Saturday, September 26, 2009

Code tests when hiring engineers

I also always do some sort of code test after a first round of interviews. At the end of the day you're not hiring programmers based on their ability to talk a good game. They should want to show off what they can do. If they really are 10x better than the average (and yes, good programmers are at least 10x better than then average) they will want to show off their coding since they know it's their competitive advantage. I think a lot of great candidates think better of a company that openly evaluates people based on programming skill -- it's the kind of environment they want to work in.

A good programming project should evaluate whether the programmer will work well in your company. For me, this means working on big underspecified problems, getting something to work quickly and iterating, using any open source tools or code they want, looking up stuff on the web, etc. The only thing I don't allow is someone to talk to another person for help. I do the code test in person just to reduce the possibility of outside help.

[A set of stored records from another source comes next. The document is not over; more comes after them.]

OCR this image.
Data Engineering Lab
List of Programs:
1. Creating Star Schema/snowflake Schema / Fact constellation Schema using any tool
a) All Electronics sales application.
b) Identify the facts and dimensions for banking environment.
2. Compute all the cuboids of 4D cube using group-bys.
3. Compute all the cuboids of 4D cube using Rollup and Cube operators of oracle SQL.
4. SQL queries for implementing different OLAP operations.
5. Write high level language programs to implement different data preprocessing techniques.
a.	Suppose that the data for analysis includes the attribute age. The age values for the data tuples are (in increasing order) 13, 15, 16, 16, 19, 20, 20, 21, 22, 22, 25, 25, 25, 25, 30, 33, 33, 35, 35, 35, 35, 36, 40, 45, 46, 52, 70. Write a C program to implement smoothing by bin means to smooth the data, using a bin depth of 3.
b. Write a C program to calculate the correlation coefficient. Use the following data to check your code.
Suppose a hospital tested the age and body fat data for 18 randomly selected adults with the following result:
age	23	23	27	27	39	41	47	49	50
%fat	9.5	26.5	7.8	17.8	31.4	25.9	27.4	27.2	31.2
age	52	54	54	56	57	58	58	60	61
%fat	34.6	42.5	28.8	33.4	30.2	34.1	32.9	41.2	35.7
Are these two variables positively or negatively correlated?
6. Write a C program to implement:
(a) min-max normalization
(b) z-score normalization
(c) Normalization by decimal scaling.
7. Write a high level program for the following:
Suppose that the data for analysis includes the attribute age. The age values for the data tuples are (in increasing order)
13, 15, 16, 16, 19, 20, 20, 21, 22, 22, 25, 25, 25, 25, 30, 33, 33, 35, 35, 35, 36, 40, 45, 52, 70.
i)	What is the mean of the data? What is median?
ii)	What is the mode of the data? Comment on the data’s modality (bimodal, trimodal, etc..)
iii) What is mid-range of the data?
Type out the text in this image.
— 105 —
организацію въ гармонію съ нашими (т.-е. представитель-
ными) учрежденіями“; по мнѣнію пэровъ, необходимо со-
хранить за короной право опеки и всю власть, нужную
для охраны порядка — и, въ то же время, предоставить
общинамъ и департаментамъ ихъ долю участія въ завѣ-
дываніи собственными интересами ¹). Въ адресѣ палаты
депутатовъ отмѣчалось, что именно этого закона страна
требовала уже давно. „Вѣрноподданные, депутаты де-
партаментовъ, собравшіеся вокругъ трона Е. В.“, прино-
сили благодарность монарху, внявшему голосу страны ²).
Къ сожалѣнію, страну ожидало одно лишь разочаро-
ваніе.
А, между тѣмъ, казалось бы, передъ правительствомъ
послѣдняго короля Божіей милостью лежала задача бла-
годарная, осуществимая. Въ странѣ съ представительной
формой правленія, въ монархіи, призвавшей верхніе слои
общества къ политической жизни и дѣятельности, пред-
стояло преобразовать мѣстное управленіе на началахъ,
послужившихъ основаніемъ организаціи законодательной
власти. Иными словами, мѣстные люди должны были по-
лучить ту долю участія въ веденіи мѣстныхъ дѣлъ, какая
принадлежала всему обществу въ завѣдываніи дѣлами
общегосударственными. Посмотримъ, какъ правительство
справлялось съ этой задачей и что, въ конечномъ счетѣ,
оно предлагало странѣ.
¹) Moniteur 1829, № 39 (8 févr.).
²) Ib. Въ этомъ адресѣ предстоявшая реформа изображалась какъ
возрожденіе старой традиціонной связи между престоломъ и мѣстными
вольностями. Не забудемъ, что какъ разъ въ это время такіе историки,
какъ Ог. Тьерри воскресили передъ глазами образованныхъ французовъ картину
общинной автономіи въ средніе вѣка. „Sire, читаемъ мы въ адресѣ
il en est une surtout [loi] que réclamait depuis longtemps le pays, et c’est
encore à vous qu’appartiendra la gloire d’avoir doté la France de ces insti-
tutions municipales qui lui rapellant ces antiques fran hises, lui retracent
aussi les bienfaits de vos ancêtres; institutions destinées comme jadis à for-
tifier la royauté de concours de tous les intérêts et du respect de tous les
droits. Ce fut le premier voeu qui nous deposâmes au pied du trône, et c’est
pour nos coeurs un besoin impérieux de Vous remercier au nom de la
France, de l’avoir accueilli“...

A classic coding problem we used back at SiteAdvisor was to write a program that would crawl a website, automatically fill out forms and evaluate whether the form was accepted successfully or not. We'd ask people to do this in about two hours. Obviously, this is a big project but it was extremely interesting to see what people would accomplish in those two hours. Would they have simplified the problem down to a core that worked and which could be expanded on later? Or had they simply drawn up a list of outside vendors they would hire to help with the project (I kid you not one senior candidate actually did this).

The programming test gets at what is one of the most important things to me. Is the candidate a scrappy thinker who finds ways to get something working no matter what? Most startup programming projects are not about inventing new algorithms or big ideas. They're about making daily progress against a nearly insurmountable set of challenges that require quick clever workarounds.